Taste Test: Vancouver’s Best Bao

We track down the best bao buns in town.

January 25, 2018

By Kaitlyn Funk / Photo: Tracey Kusiewics

Celeb chef David Chang may have brought bao to the masses, but Vancouver has been putting its own spin on the Taiwanese sandwich ever since. Here’s what happened when we asked two local foodies and one avid VanMag reader to find the city’s best.

Best in Show

The Arbor

The Arbor’s vegan steamed buns are small but flavourful. “Oh shit, that’s delicious!” said Stansfield upon taking his first bite. Our other judges agreed, praising the balance of sweet and spicy elements: barbecue jackfruit, cilantro sauce, cucumber “quickles” and shiitake mushrooms. $10 (3 pcs), 3941 Main St., thearborrestaurant.ca

Honourable Mention

Heritage Asian Eatery

This was the top choice for Chow, who said he “would go back over and over” to get a taste of Heritage’s pork belly bao. The kimchi daikon mash, “gravy-esque” hoisin sauce and crisp fried onions (“These are almost like super-rad Hickory Sticks”) impressed our other judges, too—it just missed nabbing the number-one spot. $7, 1108 W Pender St., eatheritage.ca

Gyoza Bar

Our taste testers all agreed that part of the attraction of a steamed bun is its “weird doughiness,” but they didn’t mind this bao’s fried exterior. They also liked its resemblance to a pulled pork sandwich; finished with pickled jalapeno, cucumber and butter lettuce, “it’s like if Memphis Blues did a bao,” said one. $6.50, 622 W Pender St., gyozabar.ca

From top to bottom: Bao buns from The Arbor, Heritage Asian Eatery and Gyoza Bar.

3 Quarters Full

Filled with pork belly, fresh cilantro and crushed peanuts, the bao from this Taiwanese café in the West End was the “most traditional” offering of the day: “It definitely seems no-frills,” said one.
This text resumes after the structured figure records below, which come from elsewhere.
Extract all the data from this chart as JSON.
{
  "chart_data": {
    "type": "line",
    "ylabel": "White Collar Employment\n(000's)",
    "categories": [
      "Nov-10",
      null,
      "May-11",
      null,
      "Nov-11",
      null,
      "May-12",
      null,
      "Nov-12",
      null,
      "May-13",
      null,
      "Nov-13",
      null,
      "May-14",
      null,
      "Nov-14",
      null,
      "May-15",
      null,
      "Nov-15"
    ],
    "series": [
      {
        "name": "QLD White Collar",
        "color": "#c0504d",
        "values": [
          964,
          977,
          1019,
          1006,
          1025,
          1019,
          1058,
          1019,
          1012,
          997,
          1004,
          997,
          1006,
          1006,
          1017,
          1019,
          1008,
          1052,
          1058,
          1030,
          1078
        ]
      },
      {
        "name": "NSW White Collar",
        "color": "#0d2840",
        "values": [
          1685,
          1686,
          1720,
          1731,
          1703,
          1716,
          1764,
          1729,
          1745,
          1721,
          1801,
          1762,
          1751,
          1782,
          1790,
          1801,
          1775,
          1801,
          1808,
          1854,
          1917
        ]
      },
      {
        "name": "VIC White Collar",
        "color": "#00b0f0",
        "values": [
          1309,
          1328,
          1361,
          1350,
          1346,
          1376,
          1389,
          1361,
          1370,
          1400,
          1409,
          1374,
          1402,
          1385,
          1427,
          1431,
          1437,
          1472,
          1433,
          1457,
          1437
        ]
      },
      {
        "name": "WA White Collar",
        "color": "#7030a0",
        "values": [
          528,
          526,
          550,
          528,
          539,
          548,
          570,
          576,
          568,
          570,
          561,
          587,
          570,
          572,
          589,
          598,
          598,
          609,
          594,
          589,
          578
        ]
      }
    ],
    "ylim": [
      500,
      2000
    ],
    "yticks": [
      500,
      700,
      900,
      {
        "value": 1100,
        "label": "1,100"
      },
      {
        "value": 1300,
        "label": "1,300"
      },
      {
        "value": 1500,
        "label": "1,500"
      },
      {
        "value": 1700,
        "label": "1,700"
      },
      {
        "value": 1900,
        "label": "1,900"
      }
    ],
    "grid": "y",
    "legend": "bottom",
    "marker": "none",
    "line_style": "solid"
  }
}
Its flavour profile was just a little too sweet for our judges, though. $6.95, 1P5–1789 Comox St., facebook.com/3quartersfullcafe

Bao Down

The judges liked each individual component (ahi tuna, guacamole, pea shoots, bacon, wasabi aioli) in this YVR bao, but they all agreed it was “all over the place” and too experimental: “We’re really stretching the definition here,” said Levang. $7, multiple locations, baodown.net


Meet the Judges

Alain Chow is the operations manager behind two of the city’s hottest rooms, Bao Bei and Kissa Tanto (named Best Chinatown and Best Pan-Asian, respectively, at our 2017 Restaurant Awards).

David Stansfield, a consulting sommelier and wine educator (his latest gig has him sourcing vino for Earls), suggests the winning bao be paired with a “natural beaujolais—something super high-end.”